How Voxr works: from voice to text in seconds

Voxr converts your voice into polished text through a three-stage pipeline that runs entirely on your Mac. Each stage is handled by a dedicated component, and the whole process typically takes just a few seconds from the moment you stop speaking to the text appearing in your active app.

Here’s how each piece works.

Stage 1: Speech capture and transcription

When you activate Voxr, the SpeechRecorder component takes over. It uses two Apple frameworks working in tandem:

AVAudioEngine captures raw audio from your microphone and routes it through an audio processing pipeline.
SFSpeechRecognizer receives audio buffers in real time and converts them to text using Apple’s on-device speech recognition.

The key detail here is that Voxr uses SFSpeechAudioBufferRecognitionRequest, which streams audio to Apple’s recognizer rather than recording a file and processing it after the fact. This means you see a live transcription building up as you speak. The text updates in real time, word by word.

When you stop recording, the recognizer finalizes the transcription and hands it off to the next stage.

Stage 2: Local LLM processing

Raw speech transcription is rarely perfect. You might say “um” or pause mid-sentence. Punctuation is often missing or incorrect. Run-on sentences are common. This is where the LLMProcessor comes in.

The LLMProcessor takes the raw transcription and sends it to a local AI model running on your Mac. The model cleans up the text while preserving your original meaning.

The model handles several things:

Punctuation and capitalization. Adding proper sentence structure that speech recognition often misses.
Filler word removal. Cleaning up “um,” “uh,” “like,” and other verbal artifacts.
Minor corrections. Fixing obvious transcription errors where the speech recognizer misheard a word.

The processing happens entirely on your Mac, which is central to Voxr’s privacy-first design. The model runs using your machine’s CPU and GPU, and returns the cleaned-up text.

On Apple Silicon Macs, this processing step typically takes 1-3 seconds depending on the length of your transcription and which model you’re running.

Stage 3: Automatic pasting

Once the LLM returns the processed text, the TextPaster component handles getting it into your active application. This happens in two steps:

The processed text is copied to the system clipboard via NSPasteboard.
Voxr simulates a Cmd+V keystroke to paste the text into whatever app currently has focus.

The paste simulation uses CGEvent to create a synthetic keyboard event. This approach works across virtually all macOS applications: text editors, email clients, chat apps, browsers, and anything else that accepts keyboard input.

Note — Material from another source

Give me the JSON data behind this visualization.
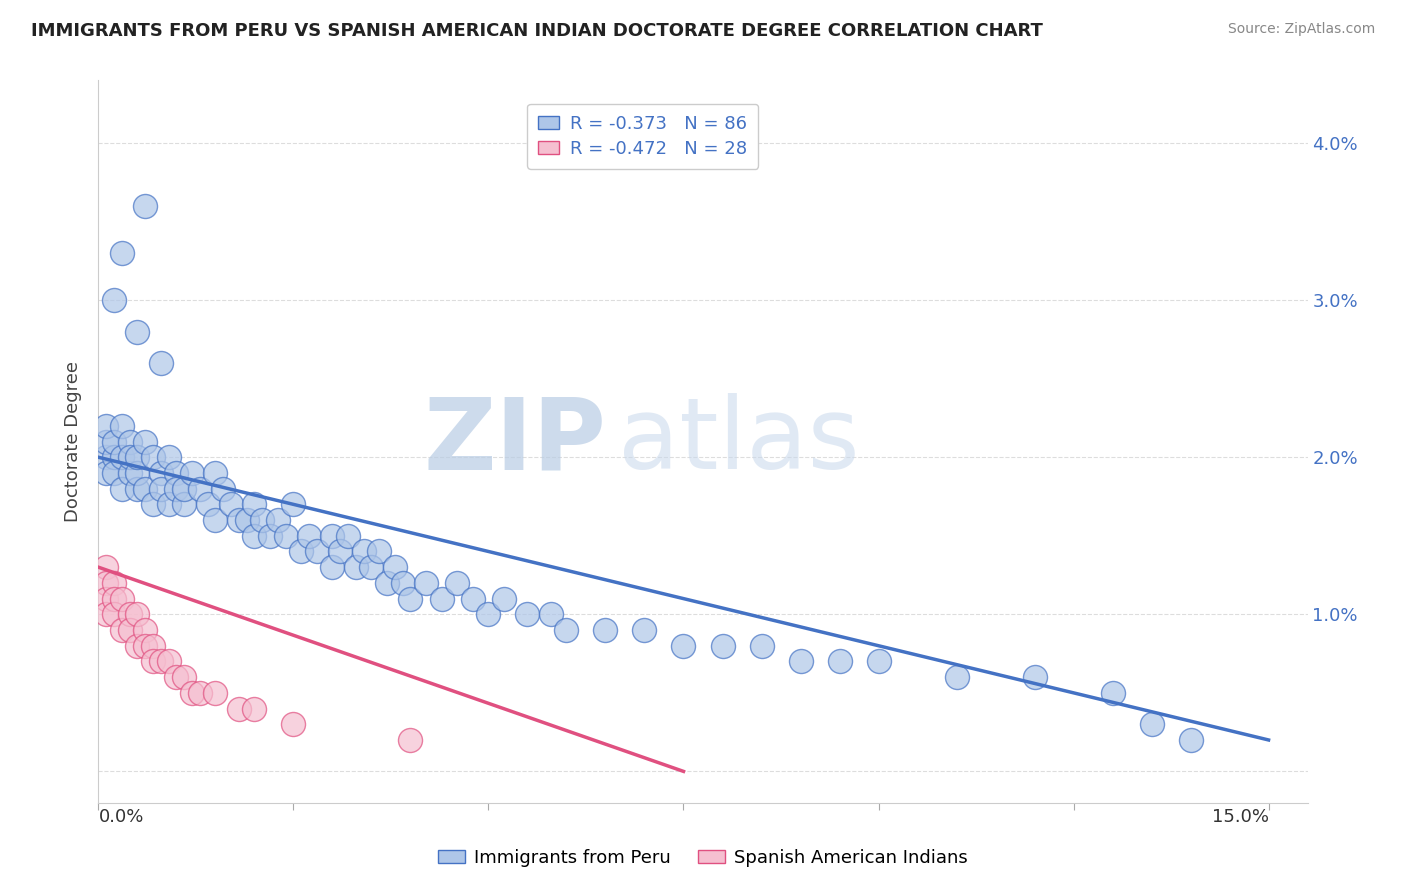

The result is seamless: you speak, wait a moment, and the polished text appears right where your cursor is. No switching apps, no manual copy-paste, no cleanup needed. For tips on getting the best results from each stage, check out our guide to Voxr tips and shortcuts.

The full picture

Putting it all together, the flow looks like this:

You speak
  → Microphone captures audio (AVAudioEngine)
  → Audio streamed to speech recognizer (SFSpeechRecognizer)
  → Raw transcription produced
  → Sent to local AI for processing
  → Cleaned text returned
  → Placed on clipboard (NSPasteboard)
  → Pasted into active app (CGEvent Cmd+V)
You see the text

Each component is independent and communicates through published properties using SwiftUI’s reactive data flow. The main ContentView observes state changes and triggers the next stage automatically when the previous one completes.

Built with native frameworks

One thing worth noting is that Voxr doesn’t use any third-party speech recognition SDKs or audio processing libraries. The entire speech capture and transcription pipeline is built on Apple’s own frameworks, AVFoundation and Speech. This means it benefits directly from Apple’s ongoing improvements to on-device recognition and integrates naturally with macOS permission prompts and system settings.

There are no external dependencies. The entire application is self-contained, using only Apple’s native frameworks and on-device AI for processing.